As a visual learner, when I first entered The Water’s Edge I was immediately moved. The colorful images on the walls, particularly the portraits and scenes of daily life in Oxford made me think of my father, grandparents, great-grandparents. The scenes reminded me of my father growing up on Roanoke Island during a time when church, community gatherings, and services were so important to the small community in which he lived.
I imagined him as a young child sitting in the church with his parents, grandparents, cousins, and friends. I imagined a community gathering with food, music, dancing and well wishes as he and his twin brother left Roanoke Island together at just 17 years old, and at their father’s urging, to join the Coast Guard. I imagined the smiles and the sorrow, particularly my grandmother’s likely tears as she watched them leave knowing there was little opportunity for them to succeed if they stayed.
When I returned to my home on Roanoke Island, I quickly sent The Water’s Edge more information, including a video. I also invited members of their staff to come to Roanoke Island to learn more. That resulted in staff members visiting the Cookhouse and staying at my home this past summer.

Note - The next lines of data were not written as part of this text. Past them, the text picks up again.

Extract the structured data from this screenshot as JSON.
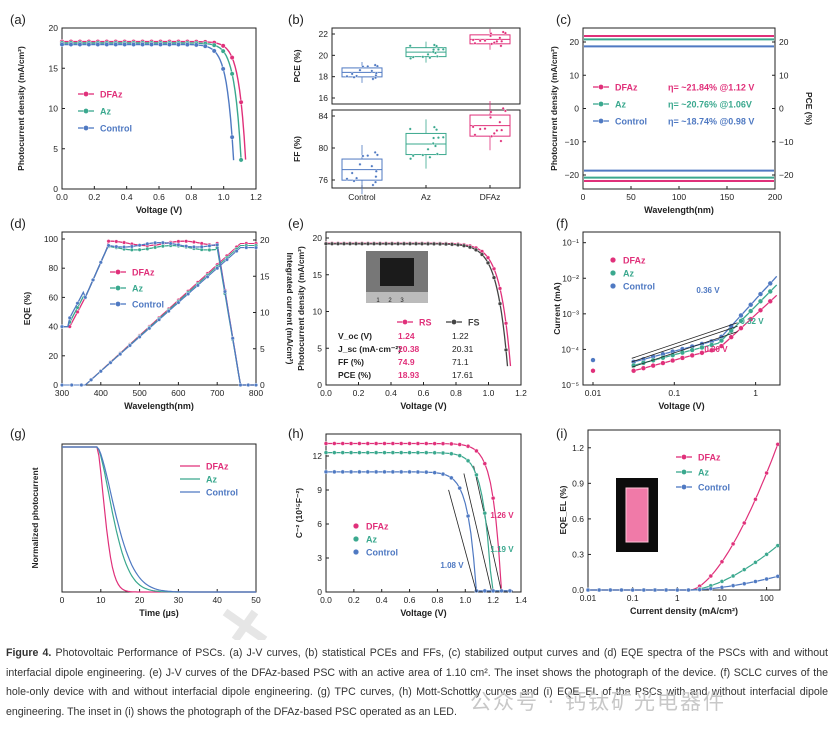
{
  "colors": {
    "dfaz": "#e0307a",
    "az": "#3aa88e",
    "control": "#4f79c2",
    "fs": "#444444",
    "rs": "#e0307a"
  },
  "panels": {
    "a": {
      "tag": "(a)",
      "xlabel": "Voltage (V)",
      "ylabel": "Photocurrent density (mA/cm²)",
      "legend": [
        "DFAz",
        "Az",
        "Control"
      ],
      "xticks": [
        "0.0",
        "0.2",
        "0.4",
        "0.6",
        "0.8",
        "1.0",
        "1.2"
      ],
      "yticks": [
        "0",
        "5",
        "10",
        "15",
        "20"
      ]
    },
    "b": {
      "tag": "(b)",
      "ylabel_top": "PCE (%)",
      "ylabel_bottom": "FF (%)",
      "yticks_top": [
        "16",
        "18",
        "20",
        "22"
      ],
      "yticks_bottom": [
        "76",
        "80",
        "84"
      ],
      "categories": [
        "Control",
        "Az",
        "DFAz"
      ]
    },
    "c": {
      "tag": "(c)",
      "xlabel": "Wavelength(nm)",
      "ylabel": "Photocurrent density (mA/cm²)",
      "ylabel_right": "PCE (%)",
      "xticks": [
        "0",
        "50",
        "100",
        "150",
        "200"
      ],
      "yticks": [
        "20",
        "10",
        "0",
        "−10",
        "−20"
      ],
      "legend": [
        {
          "name": "DFAz",
          "eta": "η= ~21.84% @1.12 V"
        },
        {
          "name": "Az",
          "eta": "η= ~20.76% @1.06V"
        },
        {
          "name": "Control",
          "eta": "η= ~18.74% @0.98 V"
        }
      ]
    },
    "d": {
      "tag": "(d)",
      "xlabel": "Wavelength(nm)",
      "ylabel": "EQE (%)",
      "ylabel_right": "Integrated current (mA/cm²)",
      "xticks": [
        "300",
        "400",
        "500",
        "600",
        "700",
        "800"
      ],
      "yticks": [
        "0",
        "20",
        "40",
        "60",
        "80",
        "100"
      ],
      "yticks_right": [
        "0",
        "5",
        "10",
        "15",
        "20"
      ],
      "legend": [
        "DFAz",
        "Az",
        "Control"
      ]
    },
    "e": {
      "tag": "(e)",
      "xlabel": "Voltage (V)",
      "ylabel": "Photocurrent density (mA/cm²)",
      "xticks": [
        "0.0",
        "0.2",
        "0.4",
        "0.6",
        "0.8",
        "1.0",
        "1.2"
      ],
      "yticks": [
        "0",
        "5",
        "10",
        "15",
        "20"
      ],
      "legend": [
        "RS",
        "FS"
      ],
      "table": [
        [
          "V_oc (V)",
          "1.24",
          "1.22"
        ],
        [
          "J_sc (mA·cm⁻²)",
          "20.38",
          "20.31"
        ],
        [
          "FF (%)",
          "74.9",
          "71.1"
        ],
        [
          "PCE (%)",
          "18.93",
          "17.61"
        ]
      ]
    },
    "f": {
      "tag": "(f)",
      "xlabel": "Voltage (V)",
      "ylabel": "Current (mA)",
      "xticks": [
        "0.01",
        "0.1",
        "1"
      ],
      "yticks": [
        "10⁻⁵",
        "10⁻⁴",
        "10⁻³",
        "10⁻²",
        "10⁻¹"
      ],
      "legend": [
        "DFAz",
        "Az",
        "Control"
      ],
      "annotations": [
        "0.36 V",
        "0.32 V",
        "0.30 V"
      ]
    },
    "g": {
      "tag": "(g)",
      "xlabel": "Time (µs)",
      "ylabel": "Normalized photocurrent",
      "xticks": [
        "0",
        "10",
        "20",
        "30",
        "40",
        "50"
      ],
      "legend": [
        "DFAz",
        "Az",
        "Control"
      ]
    },
    "h": {
      "tag": "(h)",
      "xlabel": "Voltage (V)",
      "ylabel": "C⁻² (10¹⁵F⁻²)",
      "xticks": [
        "0.0",
        "0.2",
        "0.4",
        "0.6",
        "0.8",
        "1.0",
        "1.2",
        "1.4"
      ],
      "yticks": [
        "0",
        "3",
        "6",
        "9",
        "12"
      ],
      "legend": [
        "DFAz",
        "Az",
        "Control"
      ],
      "annotations": [
        "1.26 V",
        "1.19 V",
        "1.08 V"
      ]
    },
    "i": {
      "tag": "(i)",
      "xlabel": "Current density (mA/cm²)",
      "ylabel": "EQE_EL (%)",
      "xticks": [
        "0.01",
        "0.1",
        "1",
        "10",
        "100"
      ],
      "yticks": [
        "0.0",
        "0.3",
        "0.6",
        "0.9",
        "1.2"
      ],
      "legend": [
        "DFAz",
        "Az",
        "Control"
      ]
    }
  },
  "caption": {
    "head": "Figure 4.",
    "text": " Photovoltaic Performance of PSCs. (a) J-V curves, (b) statistical PCEs and FFs, (c) stabilized output curves and (d) EQE spectra of the PSCs with and without interfacial dipole engineering. (e) J-V curves of the DFAz-based PSC with an active area of 1.10 cm². The inset shows the photograph of the device. (f) SCLC curves of the hole-only device with and without interfacial dipole engineering. (g) TPC curves, (h) Mott-Schottky curves and (i) EQE_EL of the PSCs with and without interfacial dipole engineering. The inset in (i) shows the photograph of the DFAz-based PSC operated as an LED."
  },
  "watermark": "公众号 · 钙钛矿光电器件"
}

My talk will include showing the short video, “A Checkered Past: The Story of Keeper Richard Etheridge and the Pea Island Lifesavers.” There will also be other images including three, 4-foot-square oil paintings associated with my father’s career, part of my family’s collection, on display for the first time. The artwork is part of an ongoing family creative effort to preserve my father’s life story, and in a creative way, a project we began after his death in March 2010.
I am incredibly grateful for the opportunity on Feb. 7 to wear my “two hats,” one to tell the story of the historic Pea Island station and the other, the story of my father and his family. As a kid, my father and superhero grew up longing to wear a surfman’s uniform.
The picture on the event flyer was commissioned by the late portrait artist John de la Vega. It is based on a photograph of my father shortly after he first reported to Pea Island and as he told me, before his uniform arrived. Thankfully that uniform did arrive, which I am sure put a big smile on his face. He often recalled growing up as a kid longing to wear a Coast Guard uniform one day.
In March 1947, he left Pea Island proudly wearing that uniform. He would serve for 34 years, the longest of anyone in his family.